Canadian History for Kids!
Sketches of Canada for September 23rd!
The king of comedy…a Canadian? Well in the 1910′s he sure was!
Mack Sennett releases his first Keystone comedy on September 23, 1912. This Canadian History for Kids, Sketches of Canada, looks at the life of Mack Sennett.
Born on Jan. 17, 1880 in Danville, Quebec, Sennett was raised the son of Irish immigrant farmers who moved the family to Connecticut when he was 17. They lived for a time in Northampton, Maryland where the young Sennett had his first taste of vaudeville.
After an encounter with fellow Canadian Marie Dressler, the young Sennett was introduced to producer David Belasco and he soon had a new career on the vaudeville stage.
This Canadian History for Kids article continues in New York when he met the film producer-director D.W. Griffith, for whom he played a lot of roles at the famed Biograph Company. He played sleuth Sherlock Holmes a number of times, but often he played in comedies.
Sennett had set up his own Keystone Studios in Hollywood. Comedies were cranked out at production-line speed, with several produced in one day from an outline prepared under Sennett’s supervision.
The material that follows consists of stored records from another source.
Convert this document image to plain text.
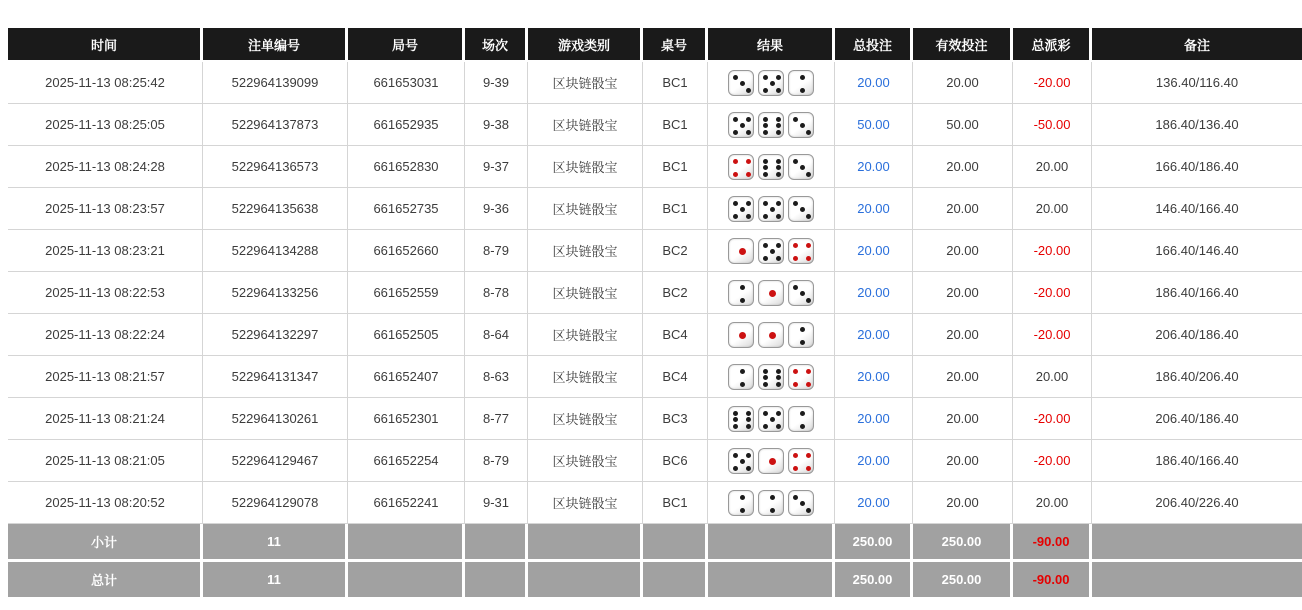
时间	注单编号	局号	场次	游戏类别	桌号	结果	总投注	有效投注	总派彩	备注
2025-11-13 08:25:42	522964139099	661653031	9-39	区块链骰宝	BC1		20.00	20.00	-20.00	136.40/116.40
2025-11-13 08:25:05	522964137873	661652935	9-38	区块链骰宝	BC1		50.00	50.00	-50.00	186.40/136.40
2025-11-13 08:24:28	522964136573	661652830	9-37	区块链骰宝	BC1		20.00	20.00	20.00	166.40/186.40
2025-11-13 08:23:57	522964135638	661652735	9-36	区块链骰宝	BC1		20.00	20.00	20.00	146.40/166.40
2025-11-13 08:23:21	522964134288	661652660	8-79	区块链骰宝	BC2		20.00	20.00	-20.00	166.40/146.40
2025-11-13 08:22:53	522964133256	661652559	8-78	区块链骰宝	BC2		20.00	20.00	-20.00	186.40/166.40
2025-11-13 08:22:24	522964132297	661652505	8-64	区块链骰宝	BC4		20.00	20.00	-20.00	206.40/186.40
2025-11-13 08:21:57	522964131347	661652407	8-63	区块链骰宝	BC4		20.00	20.00	20.00	186.40/206.40
2025-11-13 08:21:24	522964130261	661652301	8-77	区块链骰宝	BC3		20.00	20.00	-20.00	206.40/186.40
2025-11-13 08:21:05	522964129467	661652254	8-79	区块链骰宝	BC6		20.00	20.00	-20.00	186.40/166.40
2025-11-13 08:20:52	522964129078	661652241	9-31	区块链骰宝	BC1		20.00	20.00	20.00	206.40/226.40
小计	11						250.00	250.00	-90.00	
总计	11						250.00	250.00	-90.00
Once dubbed “The King of Comedy,” he introduced the world to such stars as Charlie Chaplin, Fatty Arbuckle and Mabel Normand.
From 1912-17, Keystone became noted for the Sennett Bathing Beauties and the zany antics of the Keystone Kops, a group of anonymous police officers who fumbled their way through chases.
While he made many titles throughout the 1920s, most notably “The Extra Girl” (1923) with Normand, Sennett’s films were destroyed by distributor Warner Bros. and no longer exist.
He received an honorary Oscar in 1938 and appeared onscreen in several documentaries and compilation films. His Keystone Kops re-emerged in “Abbott and Costello Meet the Keystone Kops”. Five years later, Sennett died on Nov. 5, 1960 in Woodland Hills, CA. He was 80 years old.
And that’s this week Canadian History for Kids Sketches of Canada!